Abstract
INTRODUCTION
Posterior reversible encephalopathy syndrome (PRES) has been reported to occur in patients with eclampsia. In both conditions there is evidence to suggest disordered cerebral autoregulation.
OBJECTIVES
We sought to investigate the concurrence of PRES with eclampsia and to describe the associated obstetric, radiologic and critical care correlates.
METHODS
Single center 2001-2010 retrospective cohort study of all patients with eclampsia who underwent neuroimaging via magnetic resonance imaging (MRI) or computerized tomography (CT) with or without contrast.
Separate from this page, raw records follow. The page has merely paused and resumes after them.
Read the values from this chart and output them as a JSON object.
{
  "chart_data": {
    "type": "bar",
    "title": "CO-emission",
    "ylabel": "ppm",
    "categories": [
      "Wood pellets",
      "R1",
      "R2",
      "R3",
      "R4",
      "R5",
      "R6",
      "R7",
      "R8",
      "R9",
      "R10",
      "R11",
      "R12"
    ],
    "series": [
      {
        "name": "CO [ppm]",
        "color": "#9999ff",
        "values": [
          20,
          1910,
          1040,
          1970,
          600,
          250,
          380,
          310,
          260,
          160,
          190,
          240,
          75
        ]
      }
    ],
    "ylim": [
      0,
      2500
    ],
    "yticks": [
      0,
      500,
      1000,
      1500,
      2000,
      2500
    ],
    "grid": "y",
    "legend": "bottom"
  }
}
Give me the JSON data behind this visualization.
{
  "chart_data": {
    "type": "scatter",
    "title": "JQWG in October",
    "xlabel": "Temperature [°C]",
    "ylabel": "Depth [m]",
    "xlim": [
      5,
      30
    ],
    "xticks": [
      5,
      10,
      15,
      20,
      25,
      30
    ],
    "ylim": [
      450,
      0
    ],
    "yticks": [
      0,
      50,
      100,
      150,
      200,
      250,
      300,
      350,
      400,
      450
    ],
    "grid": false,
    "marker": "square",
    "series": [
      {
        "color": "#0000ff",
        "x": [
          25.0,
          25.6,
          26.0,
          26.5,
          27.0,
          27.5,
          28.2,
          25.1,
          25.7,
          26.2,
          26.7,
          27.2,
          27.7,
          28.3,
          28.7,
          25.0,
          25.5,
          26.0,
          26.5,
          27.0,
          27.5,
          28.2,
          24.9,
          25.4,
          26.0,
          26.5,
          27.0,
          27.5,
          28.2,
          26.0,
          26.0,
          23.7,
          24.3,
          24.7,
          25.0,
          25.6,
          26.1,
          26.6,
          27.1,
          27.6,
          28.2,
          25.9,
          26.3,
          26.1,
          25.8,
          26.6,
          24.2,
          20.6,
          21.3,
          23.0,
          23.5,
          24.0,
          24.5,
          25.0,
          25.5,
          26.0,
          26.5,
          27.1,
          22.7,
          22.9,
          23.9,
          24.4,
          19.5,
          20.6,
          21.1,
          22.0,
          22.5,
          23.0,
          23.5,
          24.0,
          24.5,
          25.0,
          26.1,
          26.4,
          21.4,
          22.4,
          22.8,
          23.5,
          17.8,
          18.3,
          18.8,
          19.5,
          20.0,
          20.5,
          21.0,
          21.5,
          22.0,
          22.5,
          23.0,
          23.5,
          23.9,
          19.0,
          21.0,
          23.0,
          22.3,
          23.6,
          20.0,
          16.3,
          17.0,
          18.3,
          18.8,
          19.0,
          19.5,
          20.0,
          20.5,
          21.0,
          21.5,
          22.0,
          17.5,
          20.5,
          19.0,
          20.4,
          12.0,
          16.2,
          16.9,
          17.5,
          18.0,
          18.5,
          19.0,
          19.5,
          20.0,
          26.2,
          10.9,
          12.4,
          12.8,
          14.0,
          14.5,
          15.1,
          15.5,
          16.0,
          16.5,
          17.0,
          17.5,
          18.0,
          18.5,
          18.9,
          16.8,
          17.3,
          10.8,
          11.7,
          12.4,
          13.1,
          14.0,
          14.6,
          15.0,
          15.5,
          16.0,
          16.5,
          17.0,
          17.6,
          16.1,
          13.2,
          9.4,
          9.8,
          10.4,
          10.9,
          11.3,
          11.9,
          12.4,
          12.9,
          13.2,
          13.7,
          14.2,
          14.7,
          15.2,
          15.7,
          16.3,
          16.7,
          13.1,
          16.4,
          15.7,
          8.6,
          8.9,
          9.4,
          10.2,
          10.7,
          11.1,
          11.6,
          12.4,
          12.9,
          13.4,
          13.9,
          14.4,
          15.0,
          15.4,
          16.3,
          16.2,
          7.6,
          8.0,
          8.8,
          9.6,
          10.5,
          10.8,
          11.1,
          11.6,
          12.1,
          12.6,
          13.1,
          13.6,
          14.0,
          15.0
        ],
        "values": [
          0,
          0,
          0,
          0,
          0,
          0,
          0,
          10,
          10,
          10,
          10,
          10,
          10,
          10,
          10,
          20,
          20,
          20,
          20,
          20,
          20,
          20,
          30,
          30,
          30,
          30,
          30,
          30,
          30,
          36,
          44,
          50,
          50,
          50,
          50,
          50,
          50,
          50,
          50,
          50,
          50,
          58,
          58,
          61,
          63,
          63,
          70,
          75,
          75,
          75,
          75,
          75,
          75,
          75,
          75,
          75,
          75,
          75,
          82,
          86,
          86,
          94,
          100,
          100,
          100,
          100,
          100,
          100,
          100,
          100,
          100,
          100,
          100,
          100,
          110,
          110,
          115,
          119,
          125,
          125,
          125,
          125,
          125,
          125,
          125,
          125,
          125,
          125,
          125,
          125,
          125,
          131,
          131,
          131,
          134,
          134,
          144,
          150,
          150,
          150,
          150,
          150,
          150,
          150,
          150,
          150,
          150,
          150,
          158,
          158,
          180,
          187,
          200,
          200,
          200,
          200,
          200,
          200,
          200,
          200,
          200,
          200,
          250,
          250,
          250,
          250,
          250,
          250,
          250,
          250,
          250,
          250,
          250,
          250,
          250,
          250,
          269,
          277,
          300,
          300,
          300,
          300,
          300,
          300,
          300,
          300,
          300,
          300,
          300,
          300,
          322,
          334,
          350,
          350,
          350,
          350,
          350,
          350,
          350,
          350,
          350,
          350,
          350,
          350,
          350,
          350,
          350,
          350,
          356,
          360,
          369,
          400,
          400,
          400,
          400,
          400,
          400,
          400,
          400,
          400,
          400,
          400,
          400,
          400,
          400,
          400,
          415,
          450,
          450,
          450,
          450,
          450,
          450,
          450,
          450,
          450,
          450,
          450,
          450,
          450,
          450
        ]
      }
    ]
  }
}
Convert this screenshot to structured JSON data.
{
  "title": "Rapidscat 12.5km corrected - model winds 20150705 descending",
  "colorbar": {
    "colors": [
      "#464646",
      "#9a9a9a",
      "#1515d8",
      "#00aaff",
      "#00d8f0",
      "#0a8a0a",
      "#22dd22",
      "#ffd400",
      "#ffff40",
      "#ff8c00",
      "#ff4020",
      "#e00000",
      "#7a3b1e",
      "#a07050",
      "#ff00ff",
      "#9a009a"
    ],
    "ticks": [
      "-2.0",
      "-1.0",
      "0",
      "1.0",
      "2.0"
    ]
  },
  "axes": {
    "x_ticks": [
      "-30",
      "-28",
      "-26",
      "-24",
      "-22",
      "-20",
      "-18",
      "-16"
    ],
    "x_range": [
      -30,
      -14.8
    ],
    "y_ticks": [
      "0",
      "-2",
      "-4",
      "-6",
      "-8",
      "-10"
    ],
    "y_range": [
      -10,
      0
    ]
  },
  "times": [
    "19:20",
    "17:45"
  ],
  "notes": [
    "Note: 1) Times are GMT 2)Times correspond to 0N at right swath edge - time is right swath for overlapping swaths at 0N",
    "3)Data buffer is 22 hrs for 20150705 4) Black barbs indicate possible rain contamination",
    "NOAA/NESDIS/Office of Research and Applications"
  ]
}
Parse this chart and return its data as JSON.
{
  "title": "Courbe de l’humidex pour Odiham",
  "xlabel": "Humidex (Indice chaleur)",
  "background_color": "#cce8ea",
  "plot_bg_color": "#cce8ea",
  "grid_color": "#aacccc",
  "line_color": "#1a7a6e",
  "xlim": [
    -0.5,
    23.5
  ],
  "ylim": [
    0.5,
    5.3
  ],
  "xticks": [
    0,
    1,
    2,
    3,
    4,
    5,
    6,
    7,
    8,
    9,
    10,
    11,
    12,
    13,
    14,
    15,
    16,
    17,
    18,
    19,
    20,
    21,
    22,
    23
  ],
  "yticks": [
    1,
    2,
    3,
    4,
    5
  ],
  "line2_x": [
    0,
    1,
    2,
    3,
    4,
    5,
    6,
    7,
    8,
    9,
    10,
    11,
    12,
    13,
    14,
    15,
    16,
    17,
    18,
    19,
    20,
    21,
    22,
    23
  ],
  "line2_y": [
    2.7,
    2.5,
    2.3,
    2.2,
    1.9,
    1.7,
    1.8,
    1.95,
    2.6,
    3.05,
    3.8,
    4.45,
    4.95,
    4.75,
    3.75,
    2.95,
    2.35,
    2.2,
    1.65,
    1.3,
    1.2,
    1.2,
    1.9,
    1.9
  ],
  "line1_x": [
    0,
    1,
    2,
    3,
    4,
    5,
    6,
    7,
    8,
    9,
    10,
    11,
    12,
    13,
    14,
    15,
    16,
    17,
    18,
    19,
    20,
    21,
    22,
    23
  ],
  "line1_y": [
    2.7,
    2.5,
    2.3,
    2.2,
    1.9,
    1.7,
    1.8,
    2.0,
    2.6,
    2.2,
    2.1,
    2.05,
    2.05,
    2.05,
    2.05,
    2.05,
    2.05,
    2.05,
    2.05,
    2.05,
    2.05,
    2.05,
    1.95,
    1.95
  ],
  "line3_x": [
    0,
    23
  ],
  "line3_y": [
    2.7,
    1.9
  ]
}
The medical records of all patients with eclampsia during the study interval were identified, evaluated and extracted for pertinent data; a diagnosis of PRES was made by radiologists using standard criteria.
RESULTS
Forty-six of forty-seven (97.9%) patients with eclampsia revealed PRES on neuroimaging using one or more modalities: MRI without contrast=41 (87.2%), MRI with contrast=27 (57.4%), CT without contrast=16 (34%), CT with contrast=7 (14.8%) and/or MRA/MRV=2 (4.3%). PRES was identified within the parietal (36, 78.3%), occipital (35, 76.1%), frontal (29, 63%), temporal (13, 28.3%) and basal ganglia/ brainstem/cerebellum (12, 26.1%). Eclampsia occurred antepartum in 23 patients, postpartum in 24 patients with 22 vaginal/25 cesarean deliveries at a mean maternal age of 21.8 years (range 15-39) and a mean gestational age of 33.9 weeks (range 22.4-41.7 weeks). Ethnicity was African-American in 38 patients. Headache was the most common presenting symptom (87.2%) followed by altered mental status (51.1%), visual disturbances (34%) and nausea/vomiting (19.1%). Severe systolic hypertension was present in 22 (47%) of patients.Use of antihypertensives (87%), magnesium sulfate (100%), diuretics (66%) and corticosteroids (50%) facilitated maternal recovery in all cases with usually a brief hospitalization (mean 3.9 days, range 1-20 days).
CONCLUSION
The common finding of PRES in patients with eclampsia suggests that PRES may be part of the pathogenesis of eclampsia. We speculate that therapy targeted at prevention or reversal of PRES pathogenesis will prevent or facilitate recovery from eclampsia.